Human pregnancy is accompanied by significant changes in the maternal immune system to support the maintenance of a semi-allogenic fetus. The placenta plays an important role in this process by secreting factors into the maternal circulation including the pregnancy-specific glycoproteins (PSGs). Human PSGs are encoded by 10 different genes and frequent copy number variations of the PSG locus (11-30 copies) related to ethnicity have been reported. The PSGs share substantial amino acid sequence similarity, are mainly secreted by syncytiotrophoblasts, and are found in maternal circulation throughout pregnancy.
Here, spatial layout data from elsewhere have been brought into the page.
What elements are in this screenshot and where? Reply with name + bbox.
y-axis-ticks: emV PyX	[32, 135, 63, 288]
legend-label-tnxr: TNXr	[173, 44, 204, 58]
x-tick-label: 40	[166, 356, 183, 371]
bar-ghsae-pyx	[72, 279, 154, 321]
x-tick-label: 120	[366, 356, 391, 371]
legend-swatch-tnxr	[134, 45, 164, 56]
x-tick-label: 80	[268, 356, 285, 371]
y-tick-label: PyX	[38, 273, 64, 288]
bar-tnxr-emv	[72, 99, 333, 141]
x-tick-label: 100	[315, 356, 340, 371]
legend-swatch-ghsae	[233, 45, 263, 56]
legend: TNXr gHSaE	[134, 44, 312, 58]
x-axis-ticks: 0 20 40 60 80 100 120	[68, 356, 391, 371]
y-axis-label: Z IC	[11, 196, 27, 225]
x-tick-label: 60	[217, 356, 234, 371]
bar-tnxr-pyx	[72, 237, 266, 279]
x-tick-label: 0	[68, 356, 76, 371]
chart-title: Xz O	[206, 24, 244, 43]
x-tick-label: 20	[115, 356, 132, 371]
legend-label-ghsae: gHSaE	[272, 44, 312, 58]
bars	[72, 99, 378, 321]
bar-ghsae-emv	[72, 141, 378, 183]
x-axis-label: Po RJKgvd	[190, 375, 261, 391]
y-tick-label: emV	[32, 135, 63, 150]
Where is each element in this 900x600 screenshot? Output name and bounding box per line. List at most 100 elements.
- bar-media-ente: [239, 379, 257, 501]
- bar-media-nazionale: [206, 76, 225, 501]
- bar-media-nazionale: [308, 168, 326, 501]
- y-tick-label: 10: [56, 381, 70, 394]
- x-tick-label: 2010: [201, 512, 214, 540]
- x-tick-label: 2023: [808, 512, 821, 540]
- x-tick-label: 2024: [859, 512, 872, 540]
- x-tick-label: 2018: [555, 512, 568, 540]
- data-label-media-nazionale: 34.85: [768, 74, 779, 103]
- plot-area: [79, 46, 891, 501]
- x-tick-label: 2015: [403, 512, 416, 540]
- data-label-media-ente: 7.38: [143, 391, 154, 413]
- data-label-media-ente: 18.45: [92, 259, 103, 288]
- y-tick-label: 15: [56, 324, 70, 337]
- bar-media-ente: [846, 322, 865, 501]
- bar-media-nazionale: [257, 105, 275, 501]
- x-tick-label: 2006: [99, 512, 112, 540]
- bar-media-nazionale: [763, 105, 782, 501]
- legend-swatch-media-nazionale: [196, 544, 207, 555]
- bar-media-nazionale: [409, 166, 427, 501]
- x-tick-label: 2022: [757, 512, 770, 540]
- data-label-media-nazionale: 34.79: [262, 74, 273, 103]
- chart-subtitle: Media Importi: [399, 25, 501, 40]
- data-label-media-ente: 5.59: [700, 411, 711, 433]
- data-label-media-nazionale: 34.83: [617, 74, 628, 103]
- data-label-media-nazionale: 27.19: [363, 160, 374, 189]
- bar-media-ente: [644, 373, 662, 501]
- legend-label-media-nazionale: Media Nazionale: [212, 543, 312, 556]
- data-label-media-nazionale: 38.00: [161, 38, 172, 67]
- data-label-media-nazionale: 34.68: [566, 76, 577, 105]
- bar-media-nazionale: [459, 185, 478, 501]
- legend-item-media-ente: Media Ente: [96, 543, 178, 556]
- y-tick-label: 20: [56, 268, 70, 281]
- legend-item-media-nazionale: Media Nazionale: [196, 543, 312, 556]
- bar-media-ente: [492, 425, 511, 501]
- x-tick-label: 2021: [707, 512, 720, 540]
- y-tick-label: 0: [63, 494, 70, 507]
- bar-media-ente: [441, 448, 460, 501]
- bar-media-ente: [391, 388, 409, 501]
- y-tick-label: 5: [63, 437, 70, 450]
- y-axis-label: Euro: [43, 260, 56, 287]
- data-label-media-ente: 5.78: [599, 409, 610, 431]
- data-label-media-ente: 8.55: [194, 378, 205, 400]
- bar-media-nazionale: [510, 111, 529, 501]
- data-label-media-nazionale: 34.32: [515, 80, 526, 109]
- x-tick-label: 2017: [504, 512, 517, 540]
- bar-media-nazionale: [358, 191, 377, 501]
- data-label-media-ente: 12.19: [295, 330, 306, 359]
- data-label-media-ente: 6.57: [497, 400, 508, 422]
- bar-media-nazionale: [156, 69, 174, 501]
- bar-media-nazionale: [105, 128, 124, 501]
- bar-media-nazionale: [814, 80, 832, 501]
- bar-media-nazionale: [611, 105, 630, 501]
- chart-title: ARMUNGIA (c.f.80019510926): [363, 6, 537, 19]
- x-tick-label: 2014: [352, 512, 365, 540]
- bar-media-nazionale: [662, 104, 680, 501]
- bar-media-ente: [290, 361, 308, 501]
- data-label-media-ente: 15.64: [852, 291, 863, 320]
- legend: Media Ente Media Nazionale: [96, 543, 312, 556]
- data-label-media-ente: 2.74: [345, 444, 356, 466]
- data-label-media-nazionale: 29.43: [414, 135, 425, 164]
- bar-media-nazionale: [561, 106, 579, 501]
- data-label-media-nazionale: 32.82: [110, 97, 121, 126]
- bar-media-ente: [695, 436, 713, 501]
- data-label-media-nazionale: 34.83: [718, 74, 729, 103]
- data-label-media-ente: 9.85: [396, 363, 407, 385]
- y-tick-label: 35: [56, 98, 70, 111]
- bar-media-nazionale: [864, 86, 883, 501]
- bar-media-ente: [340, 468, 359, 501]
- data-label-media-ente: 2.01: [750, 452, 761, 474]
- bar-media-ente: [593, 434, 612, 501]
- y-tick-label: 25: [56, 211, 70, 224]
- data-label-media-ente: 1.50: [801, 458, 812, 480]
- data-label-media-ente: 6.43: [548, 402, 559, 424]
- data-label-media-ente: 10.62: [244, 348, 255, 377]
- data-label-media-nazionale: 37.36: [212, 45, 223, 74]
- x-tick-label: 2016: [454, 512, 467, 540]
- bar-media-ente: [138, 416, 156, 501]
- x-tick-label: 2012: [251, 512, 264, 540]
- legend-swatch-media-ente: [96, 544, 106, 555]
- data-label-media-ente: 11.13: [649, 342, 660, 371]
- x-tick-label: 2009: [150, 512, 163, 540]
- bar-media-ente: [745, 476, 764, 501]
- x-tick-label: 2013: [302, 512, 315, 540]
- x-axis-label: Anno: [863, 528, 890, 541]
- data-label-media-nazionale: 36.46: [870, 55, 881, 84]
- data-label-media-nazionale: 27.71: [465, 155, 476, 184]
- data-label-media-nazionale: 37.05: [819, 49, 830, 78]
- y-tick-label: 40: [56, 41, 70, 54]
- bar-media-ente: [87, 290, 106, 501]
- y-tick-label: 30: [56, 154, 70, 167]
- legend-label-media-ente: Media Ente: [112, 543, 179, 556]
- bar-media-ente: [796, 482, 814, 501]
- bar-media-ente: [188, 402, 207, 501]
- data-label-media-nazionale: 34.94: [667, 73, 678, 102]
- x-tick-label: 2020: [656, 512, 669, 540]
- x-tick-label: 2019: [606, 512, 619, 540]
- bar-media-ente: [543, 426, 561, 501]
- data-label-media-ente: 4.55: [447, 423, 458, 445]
Our laboratory works on the functional characterization of the PSGs and the identification of their ligands. Most of our studies have centered on PSG1, a highly expressed member of the family. The administration of PSG1 has a protective role in several preclinical immune-mediated disease models. We showed that PSG1 activates the latent form of TGF-b1, thereby increasing the number of CD4+ T-regulatory cells. PSG1 also binds to some galectin family members, including galectin 9 (gal-9). Because of the importance of the innate immune cells in pregnancy, we studied whether PSG1 regulates the response of a macrophage cell line designed to monitor NF-kB and AP-1 activation to different toll-like receptor ligands, and investigated its ability to modulate lipopolysaccharides (LPS) and galectin 9-induced pro-inflammatory cytokine secretion in human monocytes. We found that PSG1 competes with the binding of gal-9 to Tim-3 and has anti-inflammatory activity in monocytes and macrophages, highlighting the critical role of PSG1 in regulating both arms of the immune system during pregnancy.